Una niebla densa se levanta para el lado de los cerros, y se percibe el
rumor animal que despierta todos los días. Balidos lejanos. Presentidos
cantos de pájaros.
—V'hacer calor!... — murmura Dermidio. Y apura el azulejo, que toma al
trote, orejas paradas, haciendo sonar las narices, fuerte y contento con
el aire mañanero.
—Guá!... guá!...
Ahora ya cerquita, allí, detrás suyo.
Dermidio pone el caballo al paso, y sujetándolo poco a poco, lo detiene
por fin. Lento, se vuelve. Allí, a veinte metros, el zorro, sentado, lo
contempla con sus ojillos negros, las orejas enhiestas, el puntiagudo
hocico husmeante.
Dermidio descabalga.
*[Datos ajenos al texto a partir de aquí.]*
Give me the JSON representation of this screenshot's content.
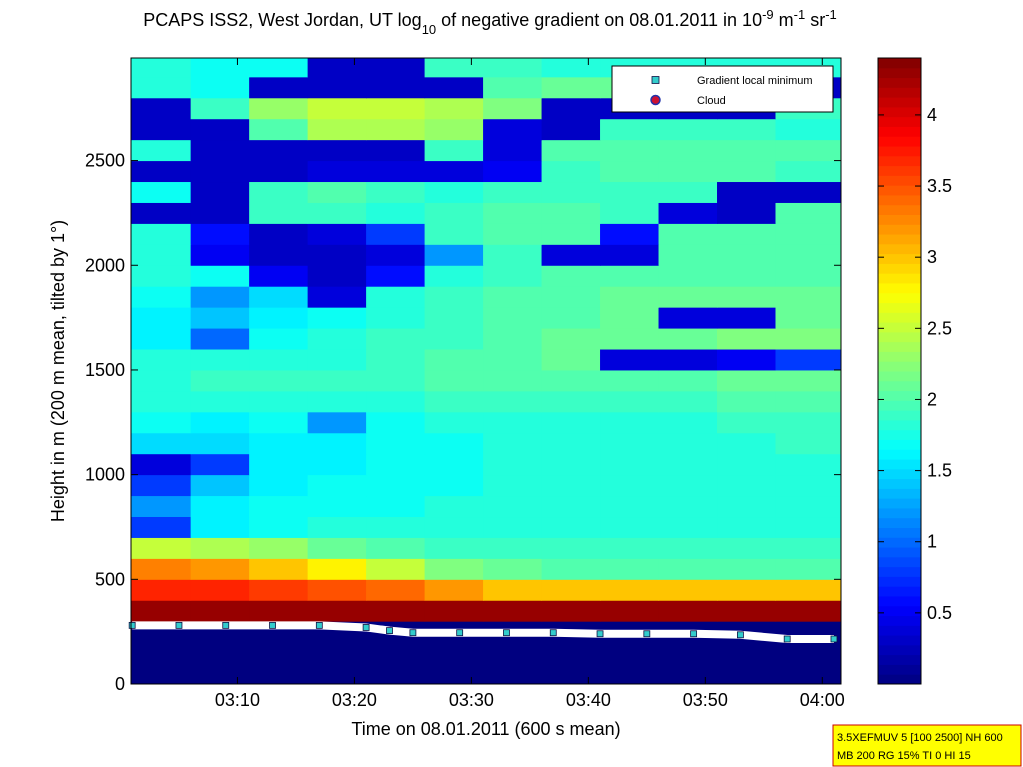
{
  "chart_data": {
    "type": "heatmap",
    "title_parts": [
      {
        "text": "PCAPS ISS2, West Jordan, UT log"
      },
      {
        "text": "10",
        "shift": "sub"
      },
      {
        "text": " of negative gradient on 08.01.2011 in 10"
      },
      {
        "text": "-9",
        "shift": "super"
      },
      {
        "text": " m"
      },
      {
        "text": "-1",
        "shift": "super"
      },
      {
        "text": " sr"
      },
      {
        "text": "-1",
        "shift": "super"
      }
    ],
    "xlabel": "Time on 08.01.2011 (600 s mean)",
    "ylabel": "Height in m (200 m mean, tilted by 1°)",
    "xlim": [
      180.9,
      241.6
    ],
    "xticks": [
      {
        "value": 190,
        "label": "03:10"
      },
      {
        "value": 200,
        "label": "03:20"
      },
      {
        "value": 210,
        "label": "03:30"
      },
      {
        "value": 220,
        "label": "03:40"
      },
      {
        "value": 230,
        "label": "03:50"
      },
      {
        "value": 240,
        "label": "04:00"
      }
    ],
    "ylim": [
      0,
      2990
    ],
    "yticks": [
      0,
      500,
      1000,
      1500,
      2000,
      2500
    ],
    "clim": [
      0,
      4.4
    ],
    "cticks": [
      0.5,
      1,
      1.5,
      2,
      2.5,
      3,
      3.5,
      4
    ],
    "colormap": "jet",
    "x_edges": [
      180.9,
      186,
      191,
      196,
      201,
      206,
      211,
      216,
      221,
      226,
      231,
      236,
      241.6
    ],
    "y_edges": [
      0,
      100,
      200,
      300,
      400,
      500,
      600,
      700,
      800,
      900,
      1000,
      1100,
      1200,
      1300,
      1400,
      1500,
      1600,
      1700,
      1800,
      1900,
      2000,
      2100,
      2200,
      2300,
      2400,
      2500,
      2600,
      2700,
      2800,
      2900,
      2990
    ],
    "z": [
      [
        0,
        0,
        0,
        0,
        0,
        0,
        0,
        0,
        0,
        0,
        0,
        0
      ],
      [
        0,
        0,
        0,
        0,
        0,
        0,
        0,
        0,
        0,
        0,
        0,
        0
      ],
      [
        0,
        0,
        0,
        0,
        0,
        0,
        0,
        0,
        0,
        0,
        0,
        0
      ],
      [
        4.3,
        4.3,
        4.3,
        4.3,
        4.3,
        4.3,
        4.3,
        4.3,
        4.3,
        4.3,
        4.3,
        4.3
      ],
      [
        3.7,
        3.7,
        3.6,
        3.5,
        3.4,
        3.2,
        3.0,
        3.0,
        3.0,
        3.0,
        3.0,
        3.0
      ],
      [
        3.3,
        3.2,
        3.0,
        2.8,
        2.5,
        2.2,
        2.1,
        2.0,
        2.0,
        2.0,
        2.0,
        2.0
      ],
      [
        2.5,
        2.4,
        2.3,
        2.1,
        2.0,
        1.9,
        1.9,
        1.9,
        1.9,
        1.9,
        1.9,
        1.9
      ],
      [
        0.8,
        1.6,
        1.7,
        1.8,
        1.8,
        1.8,
        1.8,
        1.8,
        1.8,
        1.8,
        1.8,
        1.8
      ],
      [
        1.2,
        1.6,
        1.7,
        1.7,
        1.7,
        1.8,
        1.8,
        1.8,
        1.8,
        1.8,
        1.8,
        1.8
      ],
      [
        0.8,
        1.4,
        1.6,
        1.7,
        1.7,
        1.7,
        1.8,
        1.8,
        1.8,
        1.8,
        1.8,
        1.8
      ],
      [
        0.4,
        0.8,
        1.6,
        1.6,
        1.7,
        1.7,
        1.8,
        1.8,
        1.8,
        1.8,
        1.8,
        1.8
      ],
      [
        1.5,
        1.5,
        1.6,
        1.6,
        1.7,
        1.7,
        1.8,
        1.8,
        1.8,
        1.8,
        1.8,
        1.9
      ],
      [
        1.7,
        1.6,
        1.7,
        1.2,
        1.7,
        1.8,
        1.8,
        1.8,
        1.8,
        1.8,
        1.9,
        1.9
      ],
      [
        1.8,
        1.8,
        1.8,
        1.8,
        1.8,
        1.9,
        1.9,
        1.9,
        1.9,
        1.9,
        2.0,
        2.0
      ],
      [
        1.8,
        1.9,
        1.9,
        1.9,
        1.9,
        2.0,
        2.0,
        2.0,
        2.0,
        2.0,
        2.1,
        2.1
      ],
      [
        1.8,
        1.8,
        1.8,
        1.8,
        1.9,
        2.0,
        2.0,
        2.1,
        0.4,
        0.4,
        0.5,
        0.8
      ],
      [
        1.6,
        1.0,
        1.7,
        1.8,
        1.9,
        1.9,
        2.0,
        2.1,
        2.1,
        2.1,
        2.2,
        2.2
      ],
      [
        1.6,
        1.4,
        1.6,
        1.7,
        1.8,
        1.9,
        2.0,
        2.0,
        2.1,
        0.4,
        0.4,
        2.1
      ],
      [
        1.7,
        1.2,
        1.5,
        0.4,
        1.8,
        1.9,
        2.0,
        2.0,
        2.1,
        2.1,
        2.1,
        2.1
      ],
      [
        1.8,
        1.7,
        0.5,
        0.3,
        0.6,
        1.8,
        1.9,
        2.0,
        2.0,
        2.0,
        2.0,
        2.0
      ],
      [
        1.8,
        0.5,
        0.3,
        0.3,
        0.4,
        1.2,
        1.9,
        0.4,
        0.4,
        2.0,
        2.0,
        2.0
      ],
      [
        1.8,
        0.6,
        0.3,
        0.4,
        0.8,
        1.9,
        2.0,
        2.0,
        0.6,
        2.0,
        2.0,
        2.0
      ],
      [
        0.3,
        0.3,
        1.9,
        1.9,
        1.8,
        1.9,
        2.0,
        2.0,
        1.9,
        0.4,
        0.3,
        2.0
      ],
      [
        1.7,
        0.3,
        1.9,
        2.0,
        1.9,
        1.8,
        1.9,
        1.9,
        1.9,
        1.9,
        0.3,
        0.3
      ],
      [
        0.3,
        0.3,
        0.3,
        0.4,
        0.4,
        0.4,
        0.5,
        1.9,
        2.0,
        2.0,
        2.0,
        1.9
      ],
      [
        1.8,
        0.3,
        0.3,
        0.3,
        0.3,
        1.9,
        0.4,
        2.0,
        2.0,
        2.0,
        2.0,
        2.0
      ],
      [
        0.3,
        0.3,
        2.0,
        2.4,
        2.4,
        2.3,
        0.4,
        0.3,
        1.9,
        1.9,
        1.9,
        1.8
      ],
      [
        0.3,
        1.9,
        2.3,
        2.5,
        2.5,
        2.4,
        2.2,
        0.3,
        0.3,
        0.3,
        0.3,
        1.9
      ],
      [
        1.8,
        1.7,
        0.3,
        0.3,
        0.3,
        0.3,
        2.0,
        2.1,
        2.1,
        1.9,
        0.3,
        0.3
      ],
      [
        1.8,
        1.7,
        1.7,
        0.3,
        0.3,
        1.9,
        1.9,
        1.8,
        1.8,
        1.8,
        1.8,
        1.8
      ]
    ],
    "series": [
      {
        "name": "Gradient local minimum",
        "color": "#33cccc",
        "x": [
          181,
          185,
          189,
          193,
          197,
          201,
          203,
          205,
          209,
          213,
          217,
          221,
          225,
          229,
          233,
          237,
          241
        ],
        "values": [
          280,
          280,
          280,
          280,
          280,
          270,
          255,
          245,
          245,
          245,
          245,
          240,
          240,
          240,
          235,
          215,
          215
        ]
      },
      {
        "name": "Cloud",
        "color": "#cc1133",
        "x": [],
        "values": []
      }
    ],
    "legend": "upper right",
    "annotations": [
      "3.5XEFMUV 5 [100 2500] NH 600",
      "MB 200 RG 15% TI 0 HI 15"
    ]
  }
}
Hace como que arregla el recado, sin mirar al
bichejo. Como que no lo ha visto. Saca el revólver, y casi sin apuntar,
le hace un disparo. Una nubecilla de tierra vuela unos metros detrás del
zorro. Este se vuelve, mira aquella nubecilla, y tranquilamente, torna a
observar al hombre, la cabeza medio inclinada a un lado, como
interrogando. Irónico, valiente.
—Bicho juna gran...! Atrevido!... — rezonga Dermidio.
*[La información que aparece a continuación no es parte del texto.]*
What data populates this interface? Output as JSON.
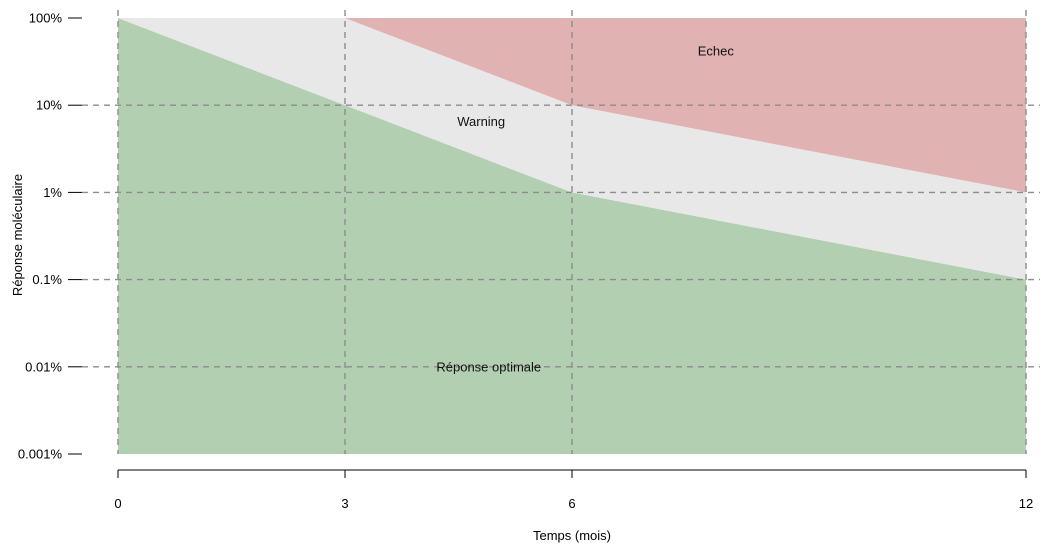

Lentamente, con precaución, acomoda el caballo manso, acostumbrado a
esos juegos, y apunta, afirmando el arma en la cabezada del recado.
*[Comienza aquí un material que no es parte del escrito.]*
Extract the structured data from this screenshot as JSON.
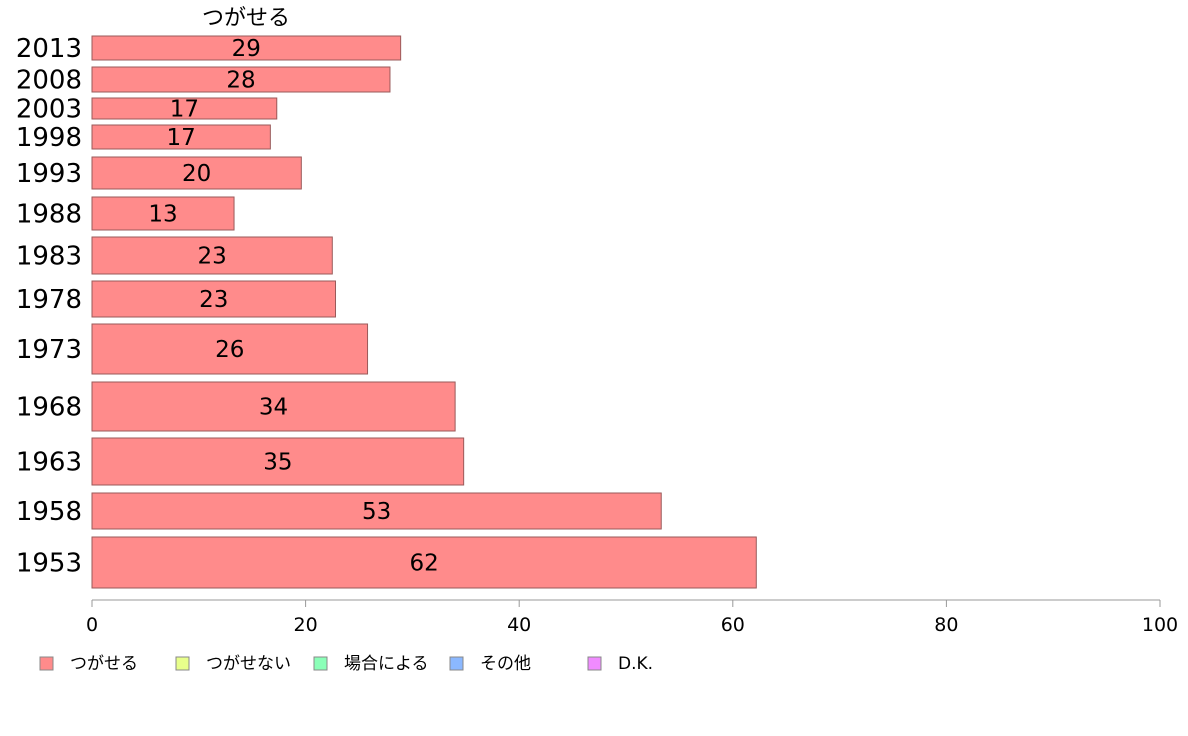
{
  "chart_data": {
    "type": "bar",
    "orientation": "horizontal",
    "title": "つがせる",
    "categories": [
      "2013",
      "2008",
      "2003",
      "1998",
      "1993",
      "1988",
      "1983",
      "1978",
      "1973",
      "1968",
      "1963",
      "1958",
      "1953"
    ],
    "series": [
      {
        "name": "つがせる",
        "color": "#ff8b8b",
        "values": [
          29,
          28,
          17,
          17,
          20,
          13,
          23,
          23,
          26,
          34,
          35,
          53,
          62
        ],
        "precise_values": [
          28.9,
          27.9,
          17.3,
          16.7,
          19.6,
          13.3,
          22.5,
          22.8,
          25.8,
          34.0,
          34.8,
          53.3,
          62.2
        ]
      }
    ],
    "xlim": [
      0,
      100
    ],
    "xticks": [
      0,
      20,
      40,
      60,
      80,
      100
    ],
    "grid": false,
    "legend": {
      "placement": "bottom-left",
      "items": [
        {
          "label": "つがせる",
          "color": "#ff8b8b"
        },
        {
          "label": "つがせない",
          "color": "#e8ff8b"
        },
        {
          "label": "場合による",
          "color": "#8bffb8"
        },
        {
          "label": "その他",
          "color": "#8bb8ff"
        },
        {
          "label": "D.K.",
          "color": "#f08bff"
        }
      ]
    }
  }
}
Suena el disparo. El azulejo se estremece. La bala pica junto al zorro,
que da un salto de costado.
Pero allí vuelve a sentarse, y audaz, mira de nuevo al hombre. En su
actitud hay burla y desafío.
Ya enardecido, Dermidio va a disparar otra vez. Pero recuerda que no
tenía sino tres balas.
—Me vi'a quedar sin ninguna si le tir'otra vez,— piensa. — Y me puede
hacer falta.
Vuelve el revólver al cinto. Mira al zorro. Grita:
—Ya, bicho!... — Y revolea el rebenque.
El animalejo permanece inmóvil, en su actitud provocativa. Entonces
Dermidio salta sobre el azulejo. Lo llama en la rienda, lo tornea hacia
ese lado, le cierra piernas.
El caballo, pronto, buen animal del medio
para los rodeos, arranca con ímpetu, afirmándose en las patas y batiendo
el aire con las manos nerviosas, que golpean luego el seco suelo. El
zorro huye.
Pero ya está el caballo sobre él.
Dermidio toma el rebenque de la sotera, y tirándose hacia la derecha, va
a descargar el mangazo.
En ese momento, el zorro gambetea como un rayo, y el caballo baqueano,
inteligente, quiere aparearlo. Pero pisa mal, y clava la cabeza en el
suelo, dando una vuelta sobre sí mismo. Se ven las patas en el aire,
luego la panza overa. Cae por fin de costado, el cuello estirado sobre
el pasto, el belfo tembloroso y sangrante.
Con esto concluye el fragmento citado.